To avoid inferring a specific local price premium for a national price premium he dropped local price premiums and focused on organic price premiums, he said.  Thus, using advertised meat prices, organic price premiums can be deduced.

 

A FEW CAVEATS

 

There are a few caveats to an analysis like this, Dennis said.

First, promoted products change weekly, so not every product has organic and conventional products advertised each week causing large amounts of missing data.  Premiums can only be compared within weeks when both the conventional and organic products are advertised.

Few matches provide a “weak,” unreliable, price signal, he said.  Thus, he limited his analysis to beef, pork and chicken sub-products where there were at least 10 stores reporting a price and where the price was reported in at least 10 weeks.

Second, seasonality in meat prices most likely is present but he ignored this and averaged across weeks given that the data spans from December 2018 to January 2020 and is not consistently reported each week.

Third, the quality grade of the beef products was not reported and thus not included in the analysis potentially downward biasing the premiums for beef.

 

CATTLE, BEEF RECAP

 

Cash cattle trading was reported in the western Corn Belt Wednesday at $192 to $193 per cwt on a dressed basis, down $2 from last week.  No live-basis trades were reported but took place last week at $122 to $122.50 per cwt, down $1 to $4.50.

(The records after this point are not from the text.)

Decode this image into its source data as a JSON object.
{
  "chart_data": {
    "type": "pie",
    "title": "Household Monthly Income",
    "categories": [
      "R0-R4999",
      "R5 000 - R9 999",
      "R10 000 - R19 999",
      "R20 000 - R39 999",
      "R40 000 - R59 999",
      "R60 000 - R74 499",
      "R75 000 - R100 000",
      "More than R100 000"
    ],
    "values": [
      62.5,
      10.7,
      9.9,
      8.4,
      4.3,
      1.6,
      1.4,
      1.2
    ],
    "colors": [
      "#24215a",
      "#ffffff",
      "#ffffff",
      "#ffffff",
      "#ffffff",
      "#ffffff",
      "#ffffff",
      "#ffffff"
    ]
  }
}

The USDA choice cutout Wednesday was down $0.21 per cwt at $210.72, while select was up $0.43 at $207.94.  The choice/select spread narrowed to $2.78 from $3.42 with 92 loads of fabricated product sold into the spot market.

The CME Feeder Cattle index for the seven days ended Tuesday was $141.43 per cwt, down $0.31.  This compares with Wednesday’s Mar contract settlement of $135.67, down $1.82.